To the right of the entrance is a generous lounge with bay windows at the end that provide a charming view of the roses in the front garden. The space has a high tongue and groove ceiling that follows the roof pitch with exposed timber trusses below. The lounge area has specially made sash windows which add to the ‘country cottage’ charm. The front door, the sash windows and other timber door and window frames throughout the house were manufactured in South Africa by Kelly Parker Joinery, then shipped up to Zimbabwe and installed. Andrew also drew up the design for the fireplace in the lounge, with provision for wood storage, to keep the open plan space cosy in winter.

A large family dining room links the lounge and kitchen to the master bedroom and en suite. One wall of the dining room has been treated with a bagged finish which adds texture and interest and subtly echoes the exposed brickwork in the kitchen. The dining room opens out to a big verandah through folding timber and glass doors. (The verandah stretches across the front of the master bedroom too.) The engineered oak floors from the lounge extend through the dining room helping to link and integrate the two spaces, while the verandah has a concrete screed floor which is weatherproof and easy to maintain.

At the back of the dining room the original design had an open courtyard. Along the design journey it was decided to enclose the courtyard and incorporate the space into the main house to create a bedroom and bathroom for when the grandkids stay overnight – or for other guests as needed.

The master bedroom – initially the only bedroom in the house – is very spacious and light with windows set into the back wall and doors opening to the front veranda. There’s a comfortable seating area on the veranda in front of the bedroom with stylish woven rattan chairs and sofa and a unique kind of ottoman made from a huge slice of gum tree. The ottoman can be used as a coffee table or for additional seating. The bedroom is big enough to comfortably fit an informal seating area in the front – sort of a pyjama lounge or a dressing area. To the side of the bedroom is the en suite bathroom. It was originally designed to be at the back of the bedroom but it was swung around to the side so that the house could be set further back on the property. The house has been positioned as far back as possible in accordance with the bylaws which stipulate that it should be a minimum of five meters from the boundary. Setting the house further back meant that the front garden could be as big as possible.

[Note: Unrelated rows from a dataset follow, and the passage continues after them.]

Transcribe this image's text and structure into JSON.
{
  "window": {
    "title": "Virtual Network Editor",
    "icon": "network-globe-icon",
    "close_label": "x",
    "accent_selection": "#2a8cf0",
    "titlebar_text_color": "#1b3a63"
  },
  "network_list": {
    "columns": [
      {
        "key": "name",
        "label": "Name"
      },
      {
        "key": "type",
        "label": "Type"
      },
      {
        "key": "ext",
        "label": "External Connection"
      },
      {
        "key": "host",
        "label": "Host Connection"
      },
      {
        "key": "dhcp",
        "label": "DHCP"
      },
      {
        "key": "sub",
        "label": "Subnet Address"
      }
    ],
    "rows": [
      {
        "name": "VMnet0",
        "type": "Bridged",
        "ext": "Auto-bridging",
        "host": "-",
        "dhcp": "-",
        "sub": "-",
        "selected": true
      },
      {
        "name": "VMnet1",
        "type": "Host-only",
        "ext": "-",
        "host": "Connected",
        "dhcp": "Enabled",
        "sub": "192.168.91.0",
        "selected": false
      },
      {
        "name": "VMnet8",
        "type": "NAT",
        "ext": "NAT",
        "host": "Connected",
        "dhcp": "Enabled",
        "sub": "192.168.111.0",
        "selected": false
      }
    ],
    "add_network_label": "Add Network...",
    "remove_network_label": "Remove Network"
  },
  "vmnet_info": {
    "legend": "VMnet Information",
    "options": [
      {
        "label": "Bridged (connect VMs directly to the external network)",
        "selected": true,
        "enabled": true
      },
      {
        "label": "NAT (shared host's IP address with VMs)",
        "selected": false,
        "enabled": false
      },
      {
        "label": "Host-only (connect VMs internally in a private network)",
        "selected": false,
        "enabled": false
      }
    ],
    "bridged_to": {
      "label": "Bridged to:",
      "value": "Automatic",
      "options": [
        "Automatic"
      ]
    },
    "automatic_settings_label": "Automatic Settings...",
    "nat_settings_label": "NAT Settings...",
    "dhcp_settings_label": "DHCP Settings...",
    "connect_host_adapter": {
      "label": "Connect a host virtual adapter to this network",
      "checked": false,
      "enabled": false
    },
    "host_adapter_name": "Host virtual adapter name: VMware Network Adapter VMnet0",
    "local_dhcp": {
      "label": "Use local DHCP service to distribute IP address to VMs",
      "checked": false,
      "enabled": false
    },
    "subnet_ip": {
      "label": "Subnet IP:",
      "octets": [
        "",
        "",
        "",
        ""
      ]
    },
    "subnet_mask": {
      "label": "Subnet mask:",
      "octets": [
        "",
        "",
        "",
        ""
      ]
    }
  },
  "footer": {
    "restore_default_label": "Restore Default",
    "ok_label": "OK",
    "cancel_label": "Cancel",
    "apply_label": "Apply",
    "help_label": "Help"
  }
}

There’s a large interior window opening between the bedroom and the bathroom which can be partially closed off by elegant plantation shutters. The fins or blades of the shutters are adjustable and the shutters can be folded back or closed completely as desired. The bathroom has a tub – situated just below the window opening – a large shower, twin vanities and an enclosed toilet for privacy.

Additional outbuildings include a double car garage with the domestic staff quarters tucked neatly behind. The new home has its own gate from the street with a driveway to the garage, so it really is a self-contained property.

Although the house was only completed about six months ago it already feels settled into the site thanks to the manicured lawns and the beautifully planted beds of roses in front of the bay window, alongside the house and the garage, and across the front boundary wall. A charming theme or feature in the garden is the use of decorative arches. There’s one against the front wall – directly in front of the bay windows so it can be seen from the lounge – with a bird bath underneath. There’s a second archway opening in the fence and flowerbed which demarcates the old and the new gardens so the grandkids can run up and down between the two homes. The arches have been planted with climbing roses which will provide a delightful and romantic ‘English country garden’ look when they’re more established and blooming.

It really is doubly delightful – double family homes, double arches and, incidentally, Double Delight is the name of one of the  varieties of roses in the garden, as well as the name of the house!